Children's burial ground, Calluragh, Co. Clare
Co. Clare |
Burial Grounds
At Calluragh in County Clare, there is a place set apart from the main parish graveyard, used historically for the burial of unbaptised children.
These sites, known in Irish as cillíní (the singular is cillín), exist in considerable numbers across Ireland, and for centuries they occupied a quietly troubling position in rural life. Catholic theological doctrine, as it was applied in practice, held that infants who died before baptism could not be buried in consecrated ground. Communities responded by designating their own spaces, often at the margins of townlands, near old earthworks, on the boundaries of fields, or beside ancient ecclesiastical ruins.

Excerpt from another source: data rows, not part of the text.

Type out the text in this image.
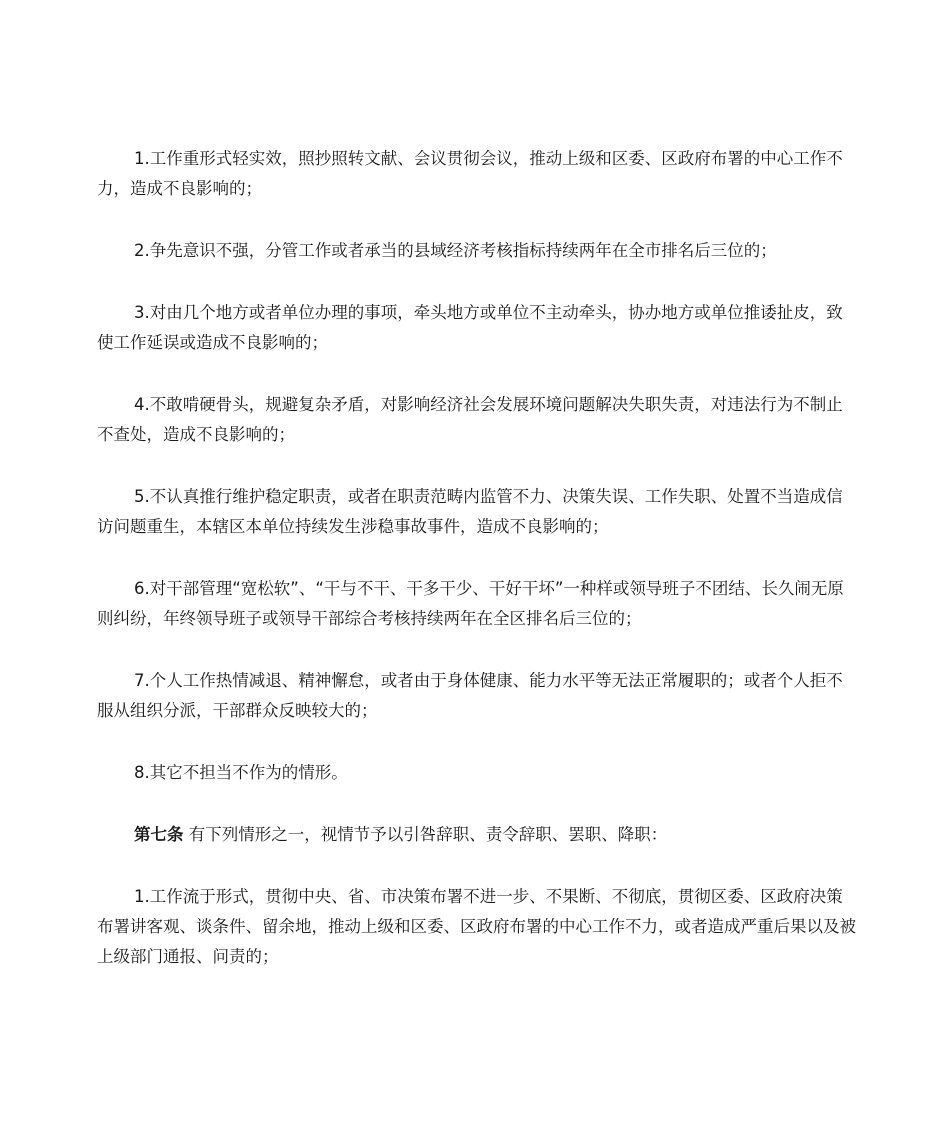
1.工作重形式轻实效，照抄照转文献、会议贯彻会议，推动上级和区委、区政府布署的中心工作不力，造成不良影响的；

2.争先意识不强，分管工作或者承当的县域经济考核指标持续两年在全市排名后三位的；

3.对由几个地方或者单位办理的事项，牵头地方或单位不主动牵头，协办地方或单位推诿扯皮，致使工作延误或造成不良影响的；

4.不敢啃硬骨头，规避复杂矛盾，对影响经济社会发展环境问题解决失职失责，对违法行为不制止不查处，造成不良影响的；

5.不认真推行维护稳定职责，或者在职责范畴内监管不力、决策失误、工作失职、处置不当造成信访问题重生，本辖区本单位持续发生涉稳事故事件，造成不良影响的；

6.对干部管理“宽松软”、“干与不干、干多干少、干好干坏”一种样或领导班子不团结、长久闹无原则纠纷，年终领导班子或领导干部综合考核持续两年在全区排名后三位的；

7.个人工作热情减退、精神懈怠，或者由于身体健康、能力水平等无法正常履职的；或者个人拒不服从组织分派，干部群众反映较大的；

8.其它不担当不作为的情形。

第七条 有下列情形之一，视情节予以引咎辞职、责令辞职、罢职、降职：

1.工作流于形式，贯彻中央、省、市决策布署不进一步、不果断、不彻底，贯彻区委、区政府决策布署讲客观、谈条件、留余地，推动上级和区委、区政府布署的中心工作不力，或者造成严重后果以及被上级部门通报、问责的；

The Calluragh site is one of many such places recorded across Clare, a county with a significant concentration of these informal burial grounds. The cillín tradition persisted well into the twentieth century in parts of Ireland, though attitudes and practices varied from parish to parish. What made these places distinctive was not only their function but their ambiguity: they were maintained by communities, marked sometimes with simple stones or no marker at all, and they occupied a space between the sacred and the unconsecrated that families navigated with considerable grief and, often, considerable discretion. In more recent decades, there has been a growing movement across Ireland to acknowledge and sometimes formally commemorate these sites, recognising the sorrow attached to them and the children interred within them.